Lebanon is vulnerable and Washington should help
The writer and wit Toby Young, famed for the book How to Lose Friends and Alienate People, recently mulled the idea of what friendship meant to him after most of this chums failed to even turn up at his stag party in Spain a week before he married.
I wonder what the Spectator associate editor would make of the United States’ so-called friendship with Lebanon. What do you call such a friendship when the powerful rich partner stands by and does almost nothing when terrorists come to your doorstep and threaten your family?
The recent explosion on the Syrian-Jordanian border of a car bomb must have resonated in the ears of Lebanese Army chief Jean Kahwaji — a Christian trained in the United States who regularly complains about Saudi Arabia pulling the plug on $3 billion worth of largely French arms. In March, Saudi Arabia announced it would take the military hardware from the French following Lebanon’s refusal to support Riyadh’s statements against Iran.
Last year, the United States sent a cargo ship’s worth of weapons and ammunition and it recently gave Lebanon three helicopters but the Lebanese Army is desperately under-resourced to fight any battles on the north-eastern border. Is it perhaps the intention of both Iran and Saudi Arabia — maybe even Washington — that it shouldn’t?
According to a recent report, Washington is still interested in helping Lebanon maintain its peace as it continues to arm the Lebanese Army and assist it in its fight against terrorism.
“Lebanon’s stability is a priority for us,” a US diplomat recently told Agence France-Presse. “Washington has expressed this position to accelerate the programme of arming the Lebanese Army so that it could maintain this stability and confront and win over in the war being waged against terrorism.”

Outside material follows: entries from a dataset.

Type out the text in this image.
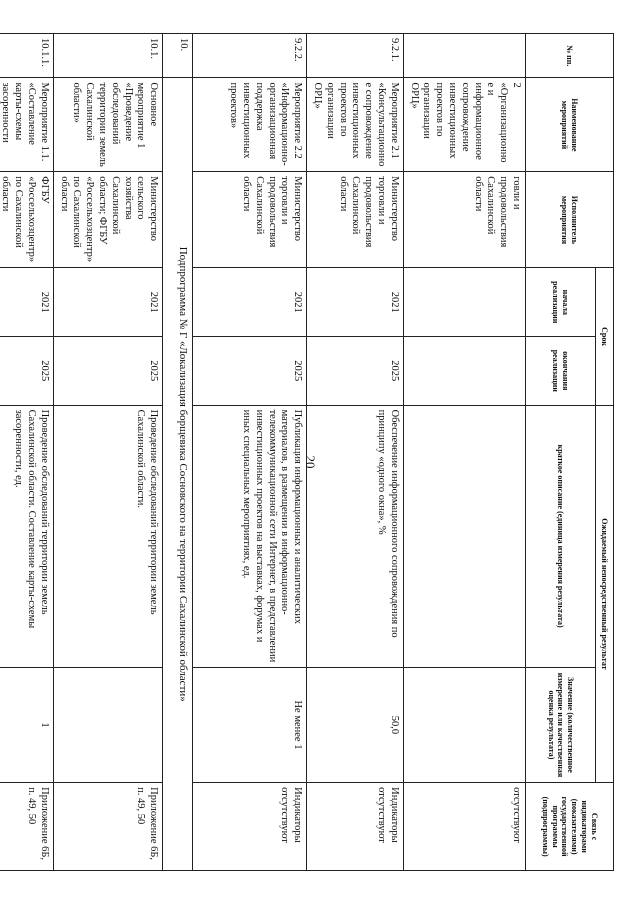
20
№ пп.	Наименование мероприятий	Исполнитель мероприятия	Срок		Ожидаемый непосредственный результат		Связь с индикаторами (показателями) государственной программы (подпрограммы)
			начала реализации	окончания реализации	краткое описание (единица измерения результата)	Значение (количественное измерение или качественная оценка результата)	
	2 «Организационное и информационное сопровождение инвестиционных проектов по организации ОРЦ»	говли и продовольствия Сахалинской области					отсутствуют
9.2.1.	Мероприятие 2.1 «Консультационное сопровождение инвестиционных проектов по организации ОРЦ»	Министерство торговли и продовольствия Сахалинской области	2021	2025	Обеспечение информационного сопровождения по принципу «одного окна», %	50,0	Индикаторы отсутствуют
9.2.2.	Мероприятие 2.2 «Информационно-организационная поддержка инвестиционных проектов»	Министерство торговли и продовольствия Сахалинской области	2021	2025	Публикация информационных и аналитических материалов, в размещении в информационно-телекоммуникационной сети Интернет, в представлении инвестиционных проектов на выставках, форумах и иных специальных мероприятиях, ед.	Не менее 1	Индикаторы отсутствуют
10.	Подпрограмма № Г «Локализация борщевика Сосновского на территории Сахалинской области»						
10.1.	Основное мероприятие 1 «Проведение обследований территории земель Сахалинской области»	Министерство сельского хозяйства Сахалинской области; ФГБУ «Россельхозцентр» по Сахалинской области	2021	2025	Проведение обследований территории земель Сахалинской области.		Приложение 6Б, п. 49, 50
10.1.1.	Мероприятие 1.1. «Составление карты-схемы засоренности	ФГБУ «Россельхозцентр» по Сахалинской области	2021	2025	Проведение обследований территории земель Сахалинской области. Составление карты-схемы засоренности, ед.	1	Приложение 6Б, п. 49, 50
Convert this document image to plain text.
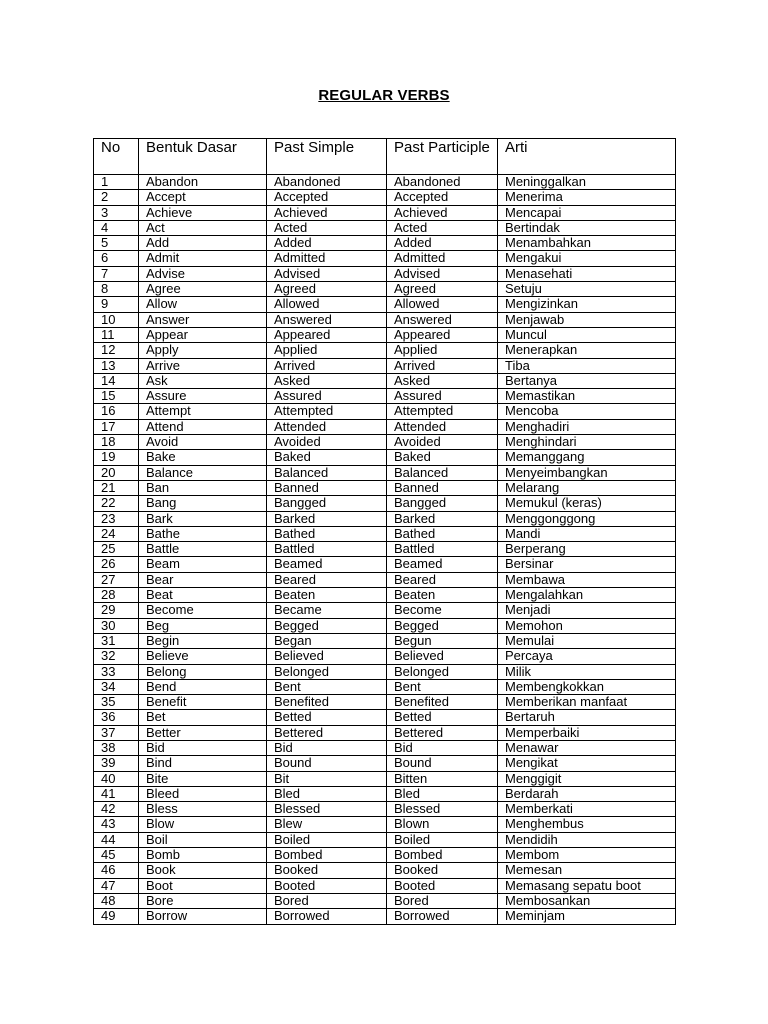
REGULAR VERBS
No	Bentuk Dasar	Past Simple	Past Participle	Arti
1	Abandon	Abandoned	Abandoned	Meninggalkan
2	Accept	Accepted	Accepted	Menerima
3	Achieve	Achieved	Achieved	Mencapai
4	Act	Acted	Acted	Bertindak
5	Add	Added	Added	Menambahkan
6	Admit	Admitted	Admitted	Mengakui
7	Advise	Advised	Advised	Menasehati
8	Agree	Agreed	Agreed	Setuju
9	Allow	Allowed	Allowed	Mengizinkan
10	Answer	Answered	Answered	Menjawab
11	Appear	Appeared	Appeared	Muncul
12	Apply	Applied	Applied	Menerapkan
13	Arrive	Arrived	Arrived	Tiba
14	Ask	Asked	Asked	Bertanya
15	Assure	Assured	Assured	Memastikan
16	Attempt	Attempted	Attempted	Mencoba
17	Attend	Attended	Attended	Menghadiri
18	Avoid	Avoided	Avoided	Menghindari
19	Bake	Baked	Baked	Memanggang
20	Balance	Balanced	Balanced	Menyeimbangkan
21	Ban	Banned	Banned	Melarang
22	Bang	Bangged	Bangged	Memukul (keras)
23	Bark	Barked	Barked	Menggonggong
24	Bathe	Bathed	Bathed	Mandi
25	Battle	Battled	Battled	Berperang
26	Beam	Beamed	Beamed	Bersinar
27	Bear	Beared	Beared	Membawa
28	Beat	Beaten	Beaten	Mengalahkan
29	Become	Became	Become	Menjadi
30	Beg	Begged	Begged	Memohon
31	Begin	Began	Begun	Memulai
32	Believe	Believed	Believed	Percaya
33	Belong	Belonged	Belonged	Milik
34	Bend	Bent	Bent	Membengkokkan
35	Benefit	Benefited	Benefited	Memberikan manfaat
36	Bet	Betted	Betted	Bertaruh
37	Better	Bettered	Bettered	Memperbaiki
38	Bid	Bid	Bid	Menawar
39	Bind	Bound	Bound	Mengikat
40	Bite	Bit	Bitten	Menggigit
41	Bleed	Bled	Bled	Berdarah
42	Bless	Blessed	Blessed	Memberkati
43	Blow	Blew	Blown	Menghembus
44	Boil	Boiled	Boiled	Mendidih
45	Bomb	Bombed	Bombed	Membom
46	Book	Booked	Booked	Memesan
47	Boot	Booted	Booted	Memasang sepatu boot
48	Bore	Bored	Bored	Membosankan
49	Borrow	Borrowed	Borrowed	Meminjam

“We look with satisfaction at the security situation in Lebanon and we do not believe that there is a reason to fear for its safety and stability. We are certain that the Lebanese want to preserve their country because they can see the destruction in the neighbouring countries and they do not want to move this war to their own,” added the diplomat.

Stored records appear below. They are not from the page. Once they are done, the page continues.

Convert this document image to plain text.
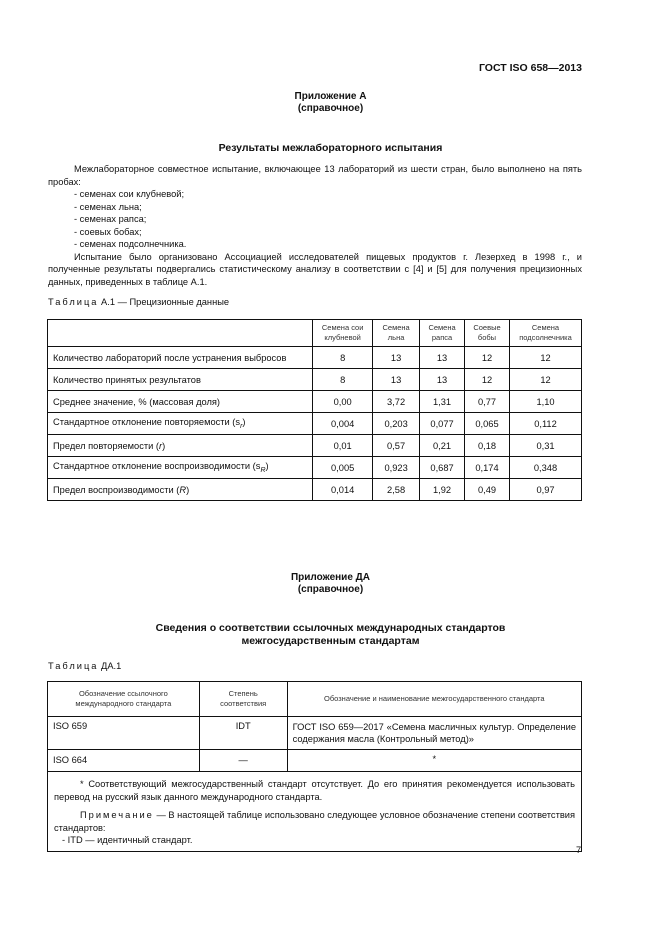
ГОСТ ISO 658—2013
Приложение А
(справочное)
Результаты межлабораторного испытания

Межлабораторное совместное испытание, включающее 13 лабораторий из шести стран, было выполнено на пять пробах:

- семенах сои клубневой;

- семенах льна;

- семенах рапса;

- соевых бобах;

- семенах подсолнечника.

Испытание было организовано Ассоциацией исследователей пищевых продуктов г. Лезерхед в 1998 г., и полученные результаты подвергались статистическому анализу в соответствии с [4] и [5] для получения прецизионных данных, приведенных в таблице А.1.

Таблица А.1 — Прецизионные данные
	Семена сои клубневой	Семена льна	Семена рапса	Соевые бобы	Семена подсолнечника
Количество лабораторий после устранения выбросов	8	13	13	12	12
Количество принятых результатов	8	13	13	12	12
Среднее значение, % (массовая доля)	0,00	3,72	1,31	0,77	1,10
Стандартное отклонение повторяемости $(s_r)$	0,004	0,203	0,077	0,065	0,112
Предел повторяемости (r)	0,01	0,57	0,21	0,18	0,31
Стандартное отклонение воспроизводимости $(s_R)$	0,005	0,923	0,687	0,174	0,348
Предел воспроизводимости (R)	0,014	2,58	1,92	0,49	0,97
Приложение ДА
(справочное)
Сведения о соответствии ссылочных международных стандартов
межгосударственным стандартам
Таблица ДА.1
Обозначение ссылочного международного стандарта	Степень соответствия	Обозначение и наименование межгосударственного стандарта
ISO 659	IDT	ГОСТ ISO 659—2017 «Семена масличных культур. Определение содержания масла (Контрольный метод)»
ISO 664	—	*

* Соответствующий межгосударственный стандарт отсутствует. До его принятия рекомендуется использовать перевод на русский язык данного международного стандарта.

Примечание — В настоящей таблице использовано следующее условное обозначение степени соответствия стандартов:

- ITD — идентичный стандарт.		

7
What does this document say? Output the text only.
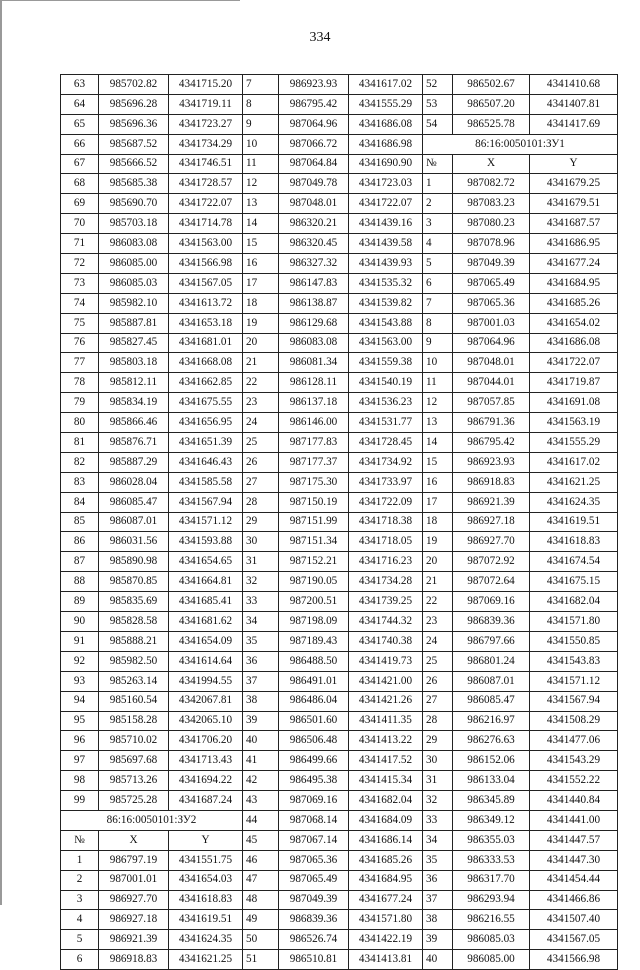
334
63	985702.82	4341715.20	7	986923.93	4341617.02	52	986502.67	4341410.68
64	985696.28	4341719.11	8	986795.42	4341555.29	53	986507.20	4341407.81
65	985696.36	4341723.27	9	987064.96	4341686.08	54	986525.78	4341417.69
66	985687.52	4341734.29	10	987066.72	4341686.98	86:16:0050101:ЗУ1		
67	985666.52	4341746.51	11	987064.84	4341690.90	№	X	Y
68	985685.38	4341728.57	12	987049.78	4341723.03	1	987082.72	4341679.25
69	985690.70	4341722.07	13	987048.01	4341722.07	2	987083.23	4341679.51
70	985703.18	4341714.78	14	986320.21	4341439.16	3	987080.23	4341687.57
71	986083.08	4341563.00	15	986320.45	4341439.58	4	987078.96	4341686.95
72	986085.00	4341566.98	16	986327.32	4341439.93	5	987049.39	4341677.24
73	986085.03	4341567.05	17	986147.83	4341535.32	6	987065.49	4341684.95
74	985982.10	4341613.72	18	986138.87	4341539.82	7	987065.36	4341685.26
75	985887.81	4341653.18	19	986129.68	4341543.88	8	987001.03	4341654.02
76	985827.45	4341681.01	20	986083.08	4341563.00	9	987064.96	4341686.08
77	985803.18	4341668.08	21	986081.34	4341559.38	10	987048.01	4341722.07
78	985812.11	4341662.85	22	986128.11	4341540.19	11	987044.01	4341719.87
79	985834.19	4341675.55	23	986137.18	4341536.23	12	987057.85	4341691.08
80	985866.46	4341656.95	24	986146.00	4341531.77	13	986791.36	4341563.19
81	985876.71	4341651.39	25	987177.83	4341728.45	14	986795.42	4341555.29
82	985887.29	4341646.43	26	987177.37	4341734.92	15	986923.93	4341617.02
83	986028.04	4341585.58	27	987175.30	4341733.97	16	986918.83	4341621.25
84	986085.47	4341567.94	28	987150.19	4341722.09	17	986921.39	4341624.35
85	986087.01	4341571.12	29	987151.99	4341718.38	18	986927.18	4341619.51
86	986031.56	4341593.88	30	987151.34	4341718.05	19	986927.70	4341618.83
87	985890.98	4341654.65	31	987152.21	4341716.23	20	987072.92	4341674.54
88	985870.85	4341664.81	32	987190.05	4341734.28	21	987072.64	4341675.15
89	985835.69	4341685.41	33	987200.51	4341739.25	22	987069.16	4341682.04
90	985828.58	4341681.62	34	987198.09	4341744.32	23	986839.36	4341571.80
91	985888.21	4341654.09	35	987189.43	4341740.38	24	986797.66	4341550.85
92	985982.50	4341614.64	36	986488.50	4341419.73	25	986801.24	4341543.83
93	985263.14	4341994.55	37	986491.01	4341421.00	26	986087.01	4341571.12
94	985160.54	4342067.81	38	986486.04	4341421.26	27	986085.47	4341567.94
95	985158.28	4342065.10	39	986501.60	4341411.35	28	986216.97	4341508.29
96	985710.02	4341706.20	40	986506.48	4341413.22	29	986276.63	4341477.06
97	985697.68	4341713.43	41	986499.66	4341417.52	30	986152.06	4341543.29
98	985713.26	4341694.22	42	986495.38	4341415.34	31	986133.04	4341552.22
99	985725.28	4341687.24	43	987069.16	4341682.04	32	986345.89	4341440.84
86:16:0050101:ЗУ2			44	987068.14	4341684.09	33	986349.12	4341441.00
№	X	Y	45	987067.14	4341686.14	34	986355.03	4341447.57
1	986797.19	4341551.75	46	987065.36	4341685.26	35	986333.53	4341447.30
2	987001.01	4341654.03	47	987065.49	4341684.95	36	986317.70	4341454.44
3	986927.70	4341618.83	48	987049.39	4341677.24	37	986293.94	4341466.86
4	986927.18	4341619.51	49	986839.36	4341571.80	38	986216.55	4341507.40
5	986921.39	4341624.35	50	986526.74	4341422.19	39	986085.03	4341567.05
6	986918.83	4341621.25	51	986510.81	4341413.81	40	986085.00	4341566.98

According to a Lebanese daily newspaper of some repute, the United States has asserted the “necessity to protect Lebanon and prevent its collapse in light of what is happening in the region mainly the war in Syria”. A deterioration in the security situation will have dangerous repercussions on regional and international levels, it added.
In other words, Lebanon’s extraordinary resilience at home — poor security, dysfunctional utilities and no real economy to speak of — combined with Syrian President Bashar Assad’s forces along with those of Hezbollah recapturing towns in Syria from the Islamic State (ISIS) has led US policy initiatives to be placed on the back burner.

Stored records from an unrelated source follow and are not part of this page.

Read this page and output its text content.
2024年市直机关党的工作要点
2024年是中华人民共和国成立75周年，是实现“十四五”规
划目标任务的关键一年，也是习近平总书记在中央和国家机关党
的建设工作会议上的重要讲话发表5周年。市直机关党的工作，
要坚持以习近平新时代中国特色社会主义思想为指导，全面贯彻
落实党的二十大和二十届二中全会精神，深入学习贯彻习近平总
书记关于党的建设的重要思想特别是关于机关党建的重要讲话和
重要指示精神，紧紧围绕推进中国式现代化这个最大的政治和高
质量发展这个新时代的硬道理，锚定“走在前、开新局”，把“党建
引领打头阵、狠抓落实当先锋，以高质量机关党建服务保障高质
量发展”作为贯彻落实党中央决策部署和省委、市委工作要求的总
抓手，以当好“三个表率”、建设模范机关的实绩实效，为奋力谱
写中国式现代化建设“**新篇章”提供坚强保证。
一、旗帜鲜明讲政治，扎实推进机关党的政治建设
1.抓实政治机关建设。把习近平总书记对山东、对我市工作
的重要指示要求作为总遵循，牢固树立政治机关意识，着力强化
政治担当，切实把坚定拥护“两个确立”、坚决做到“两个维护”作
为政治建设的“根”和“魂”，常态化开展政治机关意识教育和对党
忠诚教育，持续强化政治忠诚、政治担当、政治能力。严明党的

There are considerable arguments to assert that the United States, now more than ever, needs to ramp up its military aid to Lebanon. The shifting plates of the Syrian war indicate Lebanon might be a sitting duck for reprisals as we have seen with the bombing on the Jordanian-Syrian border.
The more extremist groups lose ground; the more Lebanon appears an attractive location for revenge attacks. Low-hanging fruit, yes, but a reality that the Americans need to factor, particularly given that Kurdish fighters are recipients of US military aid.
No one imagines that al-Nusra Front and ISIS will not wreak havoc in Lebanon if they continue to lose battles not only in Syria but also in neighbouring Iraq.
When this happens, Lebanon needs to prepare itself for both attacks on Hezbollah-held areas and its border areas. To secure the frontier, a well-equipped army is essential as depleted stocks of ordnance will soon prove to be the Achilles heel of Kahwaji, who is not planning on any party soon, regardless of whether his American friends pay their own air fares.